Which is why unless the item is bog standard cornflakes, motor oil, toothpaste, etc. I assume “3 left in stock” means “3 left from this vendor forever, or at least for longer than you’re (I’m) willing to do without the item.”
And if I am buying cornflakes, motor oil, toothpaste, etc., I’m almost certainly doing that at a B&M store, not on Amazon.
I might eventually switch most of my routine retail purchases to them. But probably not for years if ever.
There are two different things that Amazon might do: pull the ‘buy box’ and pull the listing altogether. The latter is extremely rare - I’ve seen it happen for items where copyright was violated, for example.

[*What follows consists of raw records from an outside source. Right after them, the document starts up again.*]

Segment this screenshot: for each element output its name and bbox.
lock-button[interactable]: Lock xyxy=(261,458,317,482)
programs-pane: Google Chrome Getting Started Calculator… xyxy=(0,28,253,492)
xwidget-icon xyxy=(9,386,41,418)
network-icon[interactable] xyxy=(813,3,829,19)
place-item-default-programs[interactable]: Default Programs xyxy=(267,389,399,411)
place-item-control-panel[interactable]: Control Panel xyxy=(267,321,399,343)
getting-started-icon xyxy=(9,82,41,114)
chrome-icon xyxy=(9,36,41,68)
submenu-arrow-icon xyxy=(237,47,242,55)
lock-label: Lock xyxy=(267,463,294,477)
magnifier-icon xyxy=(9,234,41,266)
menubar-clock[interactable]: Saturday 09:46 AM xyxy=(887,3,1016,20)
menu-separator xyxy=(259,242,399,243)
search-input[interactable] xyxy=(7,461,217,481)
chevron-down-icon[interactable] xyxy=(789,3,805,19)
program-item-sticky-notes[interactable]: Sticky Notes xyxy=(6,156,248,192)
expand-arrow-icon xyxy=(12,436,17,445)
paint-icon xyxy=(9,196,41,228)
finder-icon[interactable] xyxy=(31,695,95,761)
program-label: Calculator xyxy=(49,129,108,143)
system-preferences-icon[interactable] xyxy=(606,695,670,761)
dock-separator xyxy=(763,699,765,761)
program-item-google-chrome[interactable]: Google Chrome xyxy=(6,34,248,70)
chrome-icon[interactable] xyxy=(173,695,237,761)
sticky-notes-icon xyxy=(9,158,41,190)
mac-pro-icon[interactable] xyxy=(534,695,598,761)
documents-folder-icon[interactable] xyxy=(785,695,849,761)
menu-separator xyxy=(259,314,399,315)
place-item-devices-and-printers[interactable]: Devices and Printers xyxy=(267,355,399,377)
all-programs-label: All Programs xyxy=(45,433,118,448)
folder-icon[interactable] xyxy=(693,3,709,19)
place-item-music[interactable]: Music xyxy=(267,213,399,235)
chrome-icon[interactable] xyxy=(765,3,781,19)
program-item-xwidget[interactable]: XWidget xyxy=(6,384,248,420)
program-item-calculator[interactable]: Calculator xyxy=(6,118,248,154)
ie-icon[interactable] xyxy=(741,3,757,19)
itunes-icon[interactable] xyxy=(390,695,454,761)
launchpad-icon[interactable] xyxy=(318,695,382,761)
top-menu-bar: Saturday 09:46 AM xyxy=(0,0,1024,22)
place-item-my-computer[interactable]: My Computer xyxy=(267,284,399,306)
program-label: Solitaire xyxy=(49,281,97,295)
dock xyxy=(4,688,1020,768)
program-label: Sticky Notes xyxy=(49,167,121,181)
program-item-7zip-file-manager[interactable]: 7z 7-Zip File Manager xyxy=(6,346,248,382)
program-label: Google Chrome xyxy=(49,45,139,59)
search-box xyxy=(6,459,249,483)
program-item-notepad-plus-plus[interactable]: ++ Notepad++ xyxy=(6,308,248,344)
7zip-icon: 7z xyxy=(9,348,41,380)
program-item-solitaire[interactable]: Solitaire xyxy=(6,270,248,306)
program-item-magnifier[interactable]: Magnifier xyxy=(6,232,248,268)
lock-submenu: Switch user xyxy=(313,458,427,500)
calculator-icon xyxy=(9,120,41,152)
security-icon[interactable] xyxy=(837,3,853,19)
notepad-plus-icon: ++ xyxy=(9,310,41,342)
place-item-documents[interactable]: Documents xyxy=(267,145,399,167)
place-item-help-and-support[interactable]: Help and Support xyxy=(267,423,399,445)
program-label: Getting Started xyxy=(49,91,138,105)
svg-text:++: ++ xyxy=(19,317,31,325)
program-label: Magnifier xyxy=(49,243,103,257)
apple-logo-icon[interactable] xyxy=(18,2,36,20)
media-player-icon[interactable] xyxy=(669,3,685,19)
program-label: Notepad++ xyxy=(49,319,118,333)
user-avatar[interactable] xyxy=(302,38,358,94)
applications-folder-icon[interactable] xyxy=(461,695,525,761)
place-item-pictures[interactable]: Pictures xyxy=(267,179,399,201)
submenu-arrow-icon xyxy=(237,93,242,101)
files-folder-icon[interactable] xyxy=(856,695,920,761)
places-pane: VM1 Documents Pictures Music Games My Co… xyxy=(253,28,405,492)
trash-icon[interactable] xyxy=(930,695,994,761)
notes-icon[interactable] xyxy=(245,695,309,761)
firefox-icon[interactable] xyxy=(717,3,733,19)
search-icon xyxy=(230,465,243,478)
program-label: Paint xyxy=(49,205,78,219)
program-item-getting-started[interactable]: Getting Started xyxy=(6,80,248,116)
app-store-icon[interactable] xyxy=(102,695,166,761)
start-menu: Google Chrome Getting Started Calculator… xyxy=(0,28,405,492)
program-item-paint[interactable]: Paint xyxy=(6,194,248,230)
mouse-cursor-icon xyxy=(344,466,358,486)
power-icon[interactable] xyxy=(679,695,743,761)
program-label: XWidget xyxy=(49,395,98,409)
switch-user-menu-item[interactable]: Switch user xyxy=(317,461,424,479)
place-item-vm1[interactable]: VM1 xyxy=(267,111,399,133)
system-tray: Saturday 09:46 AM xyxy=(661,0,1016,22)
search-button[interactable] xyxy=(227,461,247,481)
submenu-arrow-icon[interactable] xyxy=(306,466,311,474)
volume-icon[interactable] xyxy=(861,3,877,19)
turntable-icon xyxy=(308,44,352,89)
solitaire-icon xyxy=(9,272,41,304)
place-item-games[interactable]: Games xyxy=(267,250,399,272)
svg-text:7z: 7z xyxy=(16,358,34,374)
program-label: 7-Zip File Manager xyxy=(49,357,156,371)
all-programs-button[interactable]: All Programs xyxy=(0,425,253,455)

Usually if Amazon thinks there’s a reasonable chance that the item won’t be replenishable in the near future, they’ll just put up the out-of-stock message and pull the buy box (so you can’t backorder it.)
This is actually preferable, IMHO. I’ve gone back to look at the detail page for a laptop I’ve purchased - years after, when there was no chance it would ever be sold again - in order to reference its specs. It’s also nice to be able to go back and read reviews for out-of-print books, for example.
Pulling the buy box brings down its search rank, so generally it just ends up there for reference purposes. I’d be disappointed if Amazon moved to a model of actually pulling the listings of old items.